While my own garden is belatedly starting to produce, I’m already working on recipes for sauces, casseroles, and more. In due time I’ll be returning the favor with pear honey, fig preserves, grape jelly, and zucchini relish.
One advantage to bartering is the lack of a time frame. I might get a bucket of string beans now, and repay with muscadine jam in October. In simpler times, more than just food was bartered. A doctor’s visit might be repaid with a pig. A simple swap and a handshake might see a season’s fieldwork earn a place to sleep and eat.
Members of the younger generation are rediscovering the barter system as food co-ops and communal gardens spring up in major cities. Along the way, a couple of other concepts are being found, both critical to the success of any barter system.

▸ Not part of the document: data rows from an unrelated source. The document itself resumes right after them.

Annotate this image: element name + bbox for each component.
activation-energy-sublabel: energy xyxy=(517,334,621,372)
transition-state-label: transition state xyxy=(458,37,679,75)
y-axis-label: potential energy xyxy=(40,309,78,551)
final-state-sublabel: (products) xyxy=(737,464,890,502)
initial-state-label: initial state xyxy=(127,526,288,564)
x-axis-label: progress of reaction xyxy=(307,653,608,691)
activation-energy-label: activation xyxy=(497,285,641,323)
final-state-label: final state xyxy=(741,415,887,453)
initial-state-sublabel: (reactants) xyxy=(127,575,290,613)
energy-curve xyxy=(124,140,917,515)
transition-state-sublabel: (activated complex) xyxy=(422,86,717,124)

Successful trade requires two things: mutual trust that the items being traded have approximately equal value. Also, there needs to be an appreciation of the work involved in producing those items. If I thought growing corn was easy, I might think I should get three bushels for only a pint jar of jelly in return.
Mutual trust and an appreciation of work. Old-fashioned ideas sorely needed these days. A few more “even Stephen” trades and handshakes couldn’t hurt.